Ele reconhece que tecnicamente a medida pode se justificar pela alta incerteza econômica, mas o governo teria outros instrumentos, como a calamidade pública. “Precisa ver se não vai gerar questionamento jurídico. O artigo 9º da LRF diz que, se a receita verificada não comportar cumprimento da meta, tem que fazer contingenciamento. Pode ter questionamento por aí. Uma meta muito fluida claramente não era intenção da LRF”, disse.
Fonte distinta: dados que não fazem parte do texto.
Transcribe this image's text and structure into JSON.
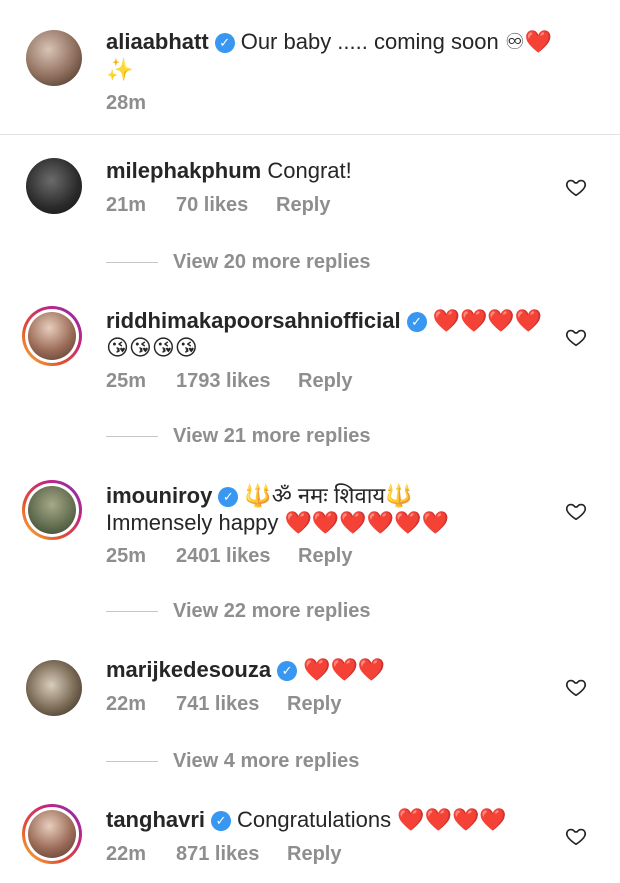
{
  "caption": {
    "username": "aliaabhatt",
    "text": "Our baby ..... coming soon ♾❤️",
    "text_line2": "✨",
    "time": "28m"
  },
  "comments": [
    {
      "username": "milephakphum",
      "verified": false,
      "text": "Congrat!",
      "time": "21m",
      "likes": "70 likes",
      "reply": "Reply",
      "view_replies": "View 20 more replies"
    },
    {
      "username": "riddhimakapoorsahniofficial",
      "verified": true,
      "text": "❤️❤️❤️❤️",
      "text_line2": "😘😘😘😘",
      "time": "25m",
      "likes": "1793 likes",
      "reply": "Reply",
      "view_replies": "View 21 more replies"
    },
    {
      "username": "imouniroy",
      "verified": true,
      "text": "🔱ॐ नमः शिवाय🔱",
      "text_line2": "Immensely happy ❤️❤️❤️❤️❤️❤️",
      "time": "25m",
      "likes": "2401 likes",
      "reply": "Reply",
      "view_replies": "View 22 more replies"
    },
    {
      "username": "marijkedesouza",
      "verified": true,
      "text": "❤️❤️❤️",
      "time": "22m",
      "likes": "741 likes",
      "reply": "Reply",
      "view_replies": "View 4 more replies"
    },
    {
      "username": "tanghavri",
      "verified": true,
      "text": "Congratulations ❤️❤️❤️❤️",
      "time": "22m",
      "likes": "871 likes",
      "reply": "Reply"
    }
  ],
  "icons": {
    "verified": "verified-badge-icon",
    "like": "heart-outline-icon"
  },
  "colors": {
    "verified": "#3897f0",
    "secondary_text": "#8e8e8e",
    "heart": "#e0262b"
  }
}
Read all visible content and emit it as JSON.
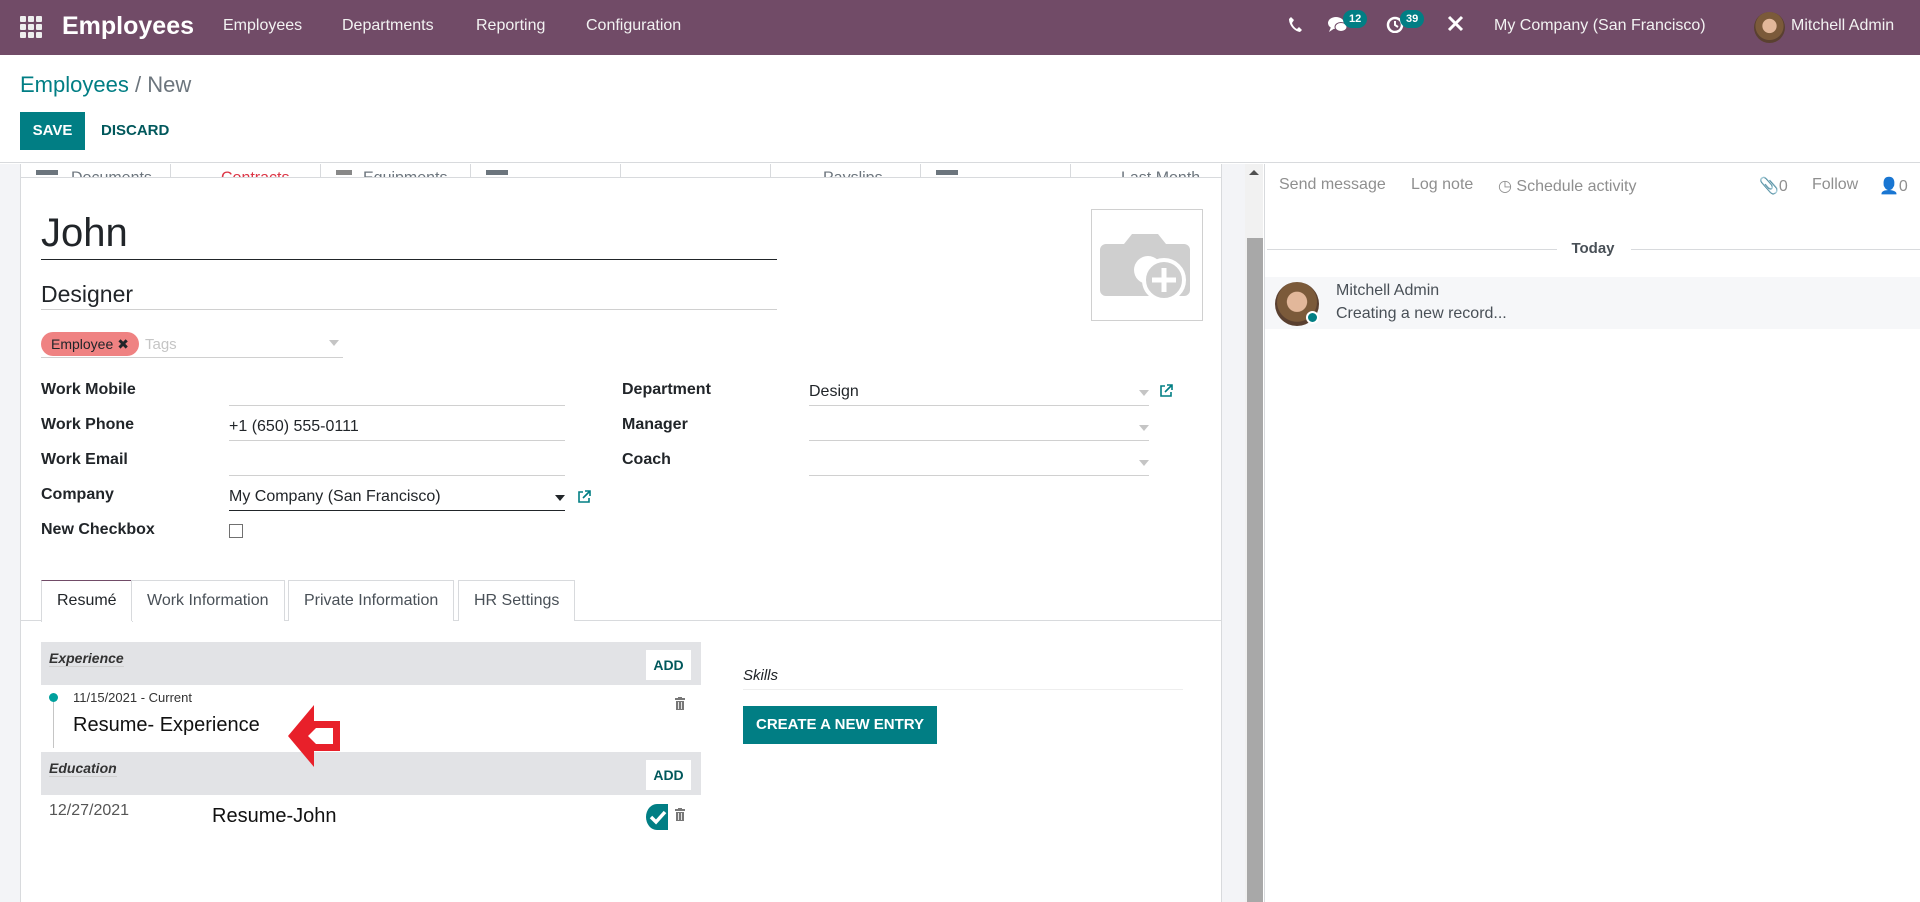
{
  "navbar": {
    "app_title": "Employees",
    "menu": [
      "Employees",
      "Departments",
      "Reporting",
      "Configuration"
    ],
    "messages_badge": "12",
    "activities_badge": "39",
    "company": "My Company (San Francisco)",
    "user": "Mitchell Admin",
    "colors": {
      "brand": "#714B67",
      "accent": "#017e84"
    }
  },
  "control_panel": {
    "breadcrumb": {
      "parent": "Employees",
      "separator": "/",
      "current": "New"
    },
    "save_label": "SAVE",
    "discard_label": "DISCARD"
  },
  "smart_buttons": [
    {
      "label": "Documents",
      "icon": "folder-icon"
    },
    {
      "label": "Contracts",
      "icon": "",
      "highlight": "red"
    },
    {
      "label": "Equipments",
      "icon": "equipment-icon"
    },
    {
      "label": "",
      "icon": "card-icon"
    },
    {
      "label": "",
      "icon": ""
    },
    {
      "label": "Payslips",
      "icon": ""
    },
    {
      "label": "",
      "icon": "card-icon"
    },
    {
      "label": "Last Month",
      "icon": ""
    }
  ],
  "employee": {
    "name": "John",
    "job_title": "Designer",
    "tags": [
      {
        "label": "Employee",
        "color": "#ef8282"
      }
    ],
    "tags_placeholder": "Tags"
  },
  "fields_left": [
    {
      "label": "Work Mobile",
      "value": ""
    },
    {
      "label": "Work Phone",
      "value": "+1 (650) 555-0111"
    },
    {
      "label": "Work Email",
      "value": ""
    },
    {
      "label": "Company",
      "value": "My Company (San Francisco)"
    },
    {
      "label": "New Checkbox",
      "value": false
    }
  ],
  "fields_right": [
    {
      "label": "Department",
      "value": "Design"
    },
    {
      "label": "Manager",
      "value": ""
    },
    {
      "label": "Coach",
      "value": ""
    }
  ],
  "tabs": [
    {
      "label": "Resumé",
      "active": true
    },
    {
      "label": "Work Information",
      "active": false
    },
    {
      "label": "Private Information",
      "active": false
    },
    {
      "label": "HR Settings",
      "active": false
    }
  ],
  "resume": {
    "sections": [
      {
        "title": "Experience",
        "add_label": "ADD",
        "lines": [
          {
            "date": "11/15/2021 - Current",
            "name": "Resume- Experience"
          }
        ]
      },
      {
        "title": "Education",
        "add_label": "ADD",
        "lines": [
          {
            "date": "12/27/2021",
            "name": "Resume-John"
          }
        ]
      }
    ],
    "skills_title": "Skills",
    "create_entry_label": "CREATE A NEW ENTRY"
  },
  "chatter": {
    "send_message": "Send message",
    "log_note": "Log note",
    "schedule_activity": "Schedule activity",
    "attachments_count": "0",
    "follow": "Follow",
    "followers_count": "0",
    "date_separator": "Today",
    "messages": [
      {
        "author": "Mitchell Admin",
        "body": "Creating a new record..."
      }
    ]
  }
}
Manoel Pires, por sua vez, lembra que em 2014, o governo permitiu abater todas desonerações da meta, transformando o objetivo em uma banda bastante ampla. “Mesmo nessa situação tinha piso. Agora não tem piso, é zero. Para ir em situação extrema, que não vai acontecer, se o governo quiser pode desonerar o país inteiro”, disse. “Mensagem de que não vai ter meta é ruim.”